Conocía a poca gente de los círculos de poder y reconoció que Lelio Numentino no era más que una figura pública a la que había visto brevemente en actos oficiales y en alguna que otra ceremonia.

—¿Qué fue de los ansarones, Marco? —preguntó su esposa con aire divertido.

—Les he encontrado un buen hogar —fue mi sobria respuesta, sin mencionar que dicho hogar era el nuestro. Helena me lanzó una mirada significativa.

—¿Y esperas que ese hombre te cause más problemas…, o existe alguna otra razón para hacer indagaciones?

—En su familia hay una niña que todos esperan que sea escogida como la próxima vestal. Creo que los Lelios pueden ejercer una influencia mística en el sorteo…

Dirigí este último comentario a Décimo, el cual levantó las cejas, fingiendo en esta ocasión que la insinuación de la existencia de amaños le sorprendía.

—Bien —dijo, casi en son de burla—, seguro que nadie desea que una pequeña plebeya sin pulir salga agraciada cuando hay tantas doncellas de altísima alcurnia que anhelan transportar el agua desde la capilla de la ninfa Egeria.

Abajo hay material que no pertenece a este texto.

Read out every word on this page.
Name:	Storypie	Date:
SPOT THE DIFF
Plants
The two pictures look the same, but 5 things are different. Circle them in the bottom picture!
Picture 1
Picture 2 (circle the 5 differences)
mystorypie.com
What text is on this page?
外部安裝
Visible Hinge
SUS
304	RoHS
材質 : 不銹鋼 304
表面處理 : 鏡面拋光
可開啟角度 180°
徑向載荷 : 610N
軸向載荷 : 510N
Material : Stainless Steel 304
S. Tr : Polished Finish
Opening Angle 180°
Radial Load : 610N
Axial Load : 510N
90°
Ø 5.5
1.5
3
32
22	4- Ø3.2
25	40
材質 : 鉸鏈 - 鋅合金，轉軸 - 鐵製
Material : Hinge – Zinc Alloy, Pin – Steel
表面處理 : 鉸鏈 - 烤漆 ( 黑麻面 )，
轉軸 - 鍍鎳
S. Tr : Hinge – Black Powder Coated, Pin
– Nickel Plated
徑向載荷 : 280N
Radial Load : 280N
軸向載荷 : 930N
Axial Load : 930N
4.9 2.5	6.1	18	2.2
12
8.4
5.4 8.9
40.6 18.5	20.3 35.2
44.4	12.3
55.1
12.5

—¿Famosa por su anticuada castidad?

—Absolutamente famosa por su pureza y por su sencillez, en efecto —asintió Helena con tono desabrido.

—No, no puede ser —me corrigió Julia Justa—. Ser la hija de un flamen cuenta como exención para el sorteo.

—En realidad, es nieta.

—Eso significa que el padre renunció a ser sacerdote. —Julia Justa soltó una breve risita. Por un instante, me recordó a Helena—. ¡Seguro que le aceptaron enseguida la renuncia! —A modo de explicación, añadió—: Esa familia es conocida por considerar el sacerdocio como una prerrogativa personal. La difunta flaminia era famosa por sus pretensiones al respecto. Mi madre era una asistente asidua a los ritos de la buena diosa… Helena, ¿recuerdas que una vez te llevé a ti?

—Sí. Le he contado a Marco que no era más que un círculo de costureras que compartían unos deliciosos pastelillos de almendras.

—¡Ah, sí, desde luego!

Las dos mujeres estaban burlándose de Décimo y de mí. El festival de la buena diosa era una famosa reunión de matronas, secreta, nocturna y prohibida a los hombres. Corrían toda suerte de habladurías respecto a lo que sucedía en ella. Las mujeres ocupaban la casa del magistrado principal (a quien expulsaban de ella) y luego disfrutaban dejando que los hombres hicieran especulaciones sobre qué clase de orgías tendrían organizadas.

—Me parece recordar —desafié a Helena— que siempre has dado a entender que el festival de la buena diosa te disgustaba. ¿Por qué, querida? ¿Es demasiado seria y formal para ti? —continué con una sonrisa, fingiendo tolerancia, y me volví de nuevo hacia Julia Justa—. ¿De forma que la flaminia era una asistenta asidua a la reunión, debido a su cargo oficial?

—Y su arrogante hermana, también —contestó Julia Justa con una mueca burlona insólita en ella—. Esa hermana, Terencia Paula, era una virgen vestal.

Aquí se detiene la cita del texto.